UbeBlock Training Notes

Whitelist Bypass

If you use the option to bypass whitelisted addresses from the filtering option then you bypass all of the analysis and reduce the processing required considerably. Normally whitelisted mail is delivered without filtering so the default is correct. Clearing the option may result in mail from whitelisted addresses being bounced or deleted depending on the rules you define. Thus care should be taken when adjusting the whitelist settings.

Automated Self Training

It is inadvisable to use the spam or RBL messages detected by UBEBlock to train UBEBlock. Automated training in general is not advised for the following reason:

  1. RBL lists are not proof of spam. Messages can come though an RBL server that are not spam. If you train just one of these it will ruin your training.
     

  2. Many spam messages are seeded with hundreds of innocent words that would appear as legitimate (they are used to try to fool statistical filtering. Thus you seriously reduce the margin between the good and the bad. In the worst case this make it practically impossible to get good training because the RBL spam is swamping any attempts to train good messages. Eventually all mail looks the same and you will have to delete the training and start again.
     

  3. Training a good message as spam by accident will undermine the whole training process and may result in your having to start again. So please be careful.

Bounce or Delete

In general it is better to bounce mail rather than delete. Nearly all spam comes from invalid addresses, and in such cases a bounce will just get deleted. If any real mail is bounced it will reach a real user and will tell them to try again. Bouncing mail, even for legitimate addresses, does not confirm to spammers that the address is real.

Who should train

All training should be done by a person who understands the nature of spam and has been told the issues below.

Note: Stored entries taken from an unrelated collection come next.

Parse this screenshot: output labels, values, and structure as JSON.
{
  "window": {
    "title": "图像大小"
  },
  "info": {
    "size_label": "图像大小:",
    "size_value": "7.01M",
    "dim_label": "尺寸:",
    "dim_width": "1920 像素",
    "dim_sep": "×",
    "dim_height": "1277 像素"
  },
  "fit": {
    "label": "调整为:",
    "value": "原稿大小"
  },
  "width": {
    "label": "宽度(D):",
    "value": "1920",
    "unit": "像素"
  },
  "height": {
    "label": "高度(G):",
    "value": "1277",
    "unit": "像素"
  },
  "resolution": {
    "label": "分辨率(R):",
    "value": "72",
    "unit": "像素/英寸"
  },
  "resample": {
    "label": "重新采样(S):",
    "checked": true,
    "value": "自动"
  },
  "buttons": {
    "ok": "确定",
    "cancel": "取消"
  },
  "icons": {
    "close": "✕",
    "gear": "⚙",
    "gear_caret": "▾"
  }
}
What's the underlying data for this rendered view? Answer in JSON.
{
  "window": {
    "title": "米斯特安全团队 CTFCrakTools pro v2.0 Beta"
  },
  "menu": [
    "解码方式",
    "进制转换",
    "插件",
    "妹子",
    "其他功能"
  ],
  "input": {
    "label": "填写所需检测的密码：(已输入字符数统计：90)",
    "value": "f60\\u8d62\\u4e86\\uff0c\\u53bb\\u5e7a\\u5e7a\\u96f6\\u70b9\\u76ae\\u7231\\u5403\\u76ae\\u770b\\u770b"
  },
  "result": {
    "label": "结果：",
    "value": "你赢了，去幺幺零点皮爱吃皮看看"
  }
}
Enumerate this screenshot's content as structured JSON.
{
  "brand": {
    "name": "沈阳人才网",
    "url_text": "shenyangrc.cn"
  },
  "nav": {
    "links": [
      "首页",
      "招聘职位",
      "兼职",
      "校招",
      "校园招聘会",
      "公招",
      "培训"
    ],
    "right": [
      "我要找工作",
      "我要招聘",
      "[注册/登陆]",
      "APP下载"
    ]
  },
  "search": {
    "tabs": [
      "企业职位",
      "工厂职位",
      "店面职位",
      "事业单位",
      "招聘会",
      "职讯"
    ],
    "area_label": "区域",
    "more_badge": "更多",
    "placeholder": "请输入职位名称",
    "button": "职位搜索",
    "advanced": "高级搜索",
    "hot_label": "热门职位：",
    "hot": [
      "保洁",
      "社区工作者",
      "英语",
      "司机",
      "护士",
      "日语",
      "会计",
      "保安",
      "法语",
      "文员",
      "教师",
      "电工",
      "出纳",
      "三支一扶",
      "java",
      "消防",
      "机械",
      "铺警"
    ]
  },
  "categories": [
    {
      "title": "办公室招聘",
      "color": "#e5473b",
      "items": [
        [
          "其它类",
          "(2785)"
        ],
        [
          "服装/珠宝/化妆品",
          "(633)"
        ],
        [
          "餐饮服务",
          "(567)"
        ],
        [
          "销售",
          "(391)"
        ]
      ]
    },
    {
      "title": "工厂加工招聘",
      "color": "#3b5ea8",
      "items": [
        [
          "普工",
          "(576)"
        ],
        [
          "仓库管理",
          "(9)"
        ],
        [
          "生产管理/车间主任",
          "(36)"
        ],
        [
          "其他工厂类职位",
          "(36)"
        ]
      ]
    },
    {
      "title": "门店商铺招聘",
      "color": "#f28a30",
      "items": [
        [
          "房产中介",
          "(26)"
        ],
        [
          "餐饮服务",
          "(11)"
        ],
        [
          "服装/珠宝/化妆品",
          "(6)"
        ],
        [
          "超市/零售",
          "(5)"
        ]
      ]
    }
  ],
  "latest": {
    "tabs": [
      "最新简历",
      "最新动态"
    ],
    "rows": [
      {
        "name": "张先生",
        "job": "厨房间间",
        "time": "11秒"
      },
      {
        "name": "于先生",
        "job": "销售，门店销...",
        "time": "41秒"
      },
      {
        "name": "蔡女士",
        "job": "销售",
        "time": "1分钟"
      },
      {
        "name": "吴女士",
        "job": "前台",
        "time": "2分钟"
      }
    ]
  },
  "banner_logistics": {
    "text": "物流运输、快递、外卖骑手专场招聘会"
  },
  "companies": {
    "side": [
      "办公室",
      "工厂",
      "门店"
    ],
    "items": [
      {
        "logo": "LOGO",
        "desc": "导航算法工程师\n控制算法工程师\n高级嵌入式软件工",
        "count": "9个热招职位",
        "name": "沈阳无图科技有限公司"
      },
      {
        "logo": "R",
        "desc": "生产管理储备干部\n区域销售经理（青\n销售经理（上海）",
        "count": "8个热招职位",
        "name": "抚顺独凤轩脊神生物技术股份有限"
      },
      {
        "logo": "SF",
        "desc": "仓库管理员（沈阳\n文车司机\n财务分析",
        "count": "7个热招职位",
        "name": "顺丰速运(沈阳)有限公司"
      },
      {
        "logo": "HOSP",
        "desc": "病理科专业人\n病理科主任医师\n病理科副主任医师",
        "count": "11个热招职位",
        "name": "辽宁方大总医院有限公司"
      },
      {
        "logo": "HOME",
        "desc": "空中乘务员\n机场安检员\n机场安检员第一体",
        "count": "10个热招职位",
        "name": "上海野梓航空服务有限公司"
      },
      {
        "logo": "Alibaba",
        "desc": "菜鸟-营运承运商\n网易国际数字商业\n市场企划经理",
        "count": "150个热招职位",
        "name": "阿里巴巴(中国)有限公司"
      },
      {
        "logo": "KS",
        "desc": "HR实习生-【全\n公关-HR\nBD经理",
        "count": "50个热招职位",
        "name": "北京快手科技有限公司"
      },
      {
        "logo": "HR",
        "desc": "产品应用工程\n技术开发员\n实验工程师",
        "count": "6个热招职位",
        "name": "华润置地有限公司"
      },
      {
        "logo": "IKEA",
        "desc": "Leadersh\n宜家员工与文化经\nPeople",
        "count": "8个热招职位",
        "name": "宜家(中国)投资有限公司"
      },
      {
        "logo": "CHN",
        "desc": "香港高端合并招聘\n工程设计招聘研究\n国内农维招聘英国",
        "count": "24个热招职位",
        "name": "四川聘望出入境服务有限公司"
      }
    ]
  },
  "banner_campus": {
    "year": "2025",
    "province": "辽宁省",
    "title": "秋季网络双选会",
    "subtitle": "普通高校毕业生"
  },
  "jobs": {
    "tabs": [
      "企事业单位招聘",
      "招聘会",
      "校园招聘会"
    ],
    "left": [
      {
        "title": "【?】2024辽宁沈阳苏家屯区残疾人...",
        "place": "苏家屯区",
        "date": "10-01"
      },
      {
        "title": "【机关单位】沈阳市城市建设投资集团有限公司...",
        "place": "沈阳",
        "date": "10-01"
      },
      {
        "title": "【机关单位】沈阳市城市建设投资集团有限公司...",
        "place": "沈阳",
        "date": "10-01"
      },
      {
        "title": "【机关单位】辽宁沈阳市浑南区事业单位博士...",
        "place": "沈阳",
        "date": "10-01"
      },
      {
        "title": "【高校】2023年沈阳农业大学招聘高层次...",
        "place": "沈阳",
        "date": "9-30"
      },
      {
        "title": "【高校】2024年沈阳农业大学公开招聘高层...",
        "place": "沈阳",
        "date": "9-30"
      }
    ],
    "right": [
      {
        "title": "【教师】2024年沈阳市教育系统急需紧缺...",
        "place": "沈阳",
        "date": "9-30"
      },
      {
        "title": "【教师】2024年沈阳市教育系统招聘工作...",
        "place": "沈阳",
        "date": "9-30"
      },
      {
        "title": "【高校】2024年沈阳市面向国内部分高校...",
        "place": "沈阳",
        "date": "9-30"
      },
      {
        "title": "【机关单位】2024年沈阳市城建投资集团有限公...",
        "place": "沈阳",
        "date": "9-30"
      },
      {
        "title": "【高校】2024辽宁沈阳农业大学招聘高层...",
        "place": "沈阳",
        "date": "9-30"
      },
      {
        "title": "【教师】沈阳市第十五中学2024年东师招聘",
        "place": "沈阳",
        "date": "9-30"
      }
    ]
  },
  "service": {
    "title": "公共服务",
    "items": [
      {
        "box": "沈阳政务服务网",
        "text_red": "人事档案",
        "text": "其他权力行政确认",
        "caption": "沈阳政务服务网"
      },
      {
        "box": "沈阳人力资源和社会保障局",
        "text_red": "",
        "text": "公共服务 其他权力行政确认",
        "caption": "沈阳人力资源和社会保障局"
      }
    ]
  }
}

  1. Always make sure that you train in the right way. Mixing the spam and not spam training will result in very poor performance.

  2. Don’t train all the messages. Take a look at the message first if it has many real words included in the message, do not train it as spam, you will only make it easier for the next one to come in.

  3. Use the unknown word weightings (UBEBlock Rating) to improve spam detection. It is easier to train UBEBlock with real messages and have it reject anything it does not recognise.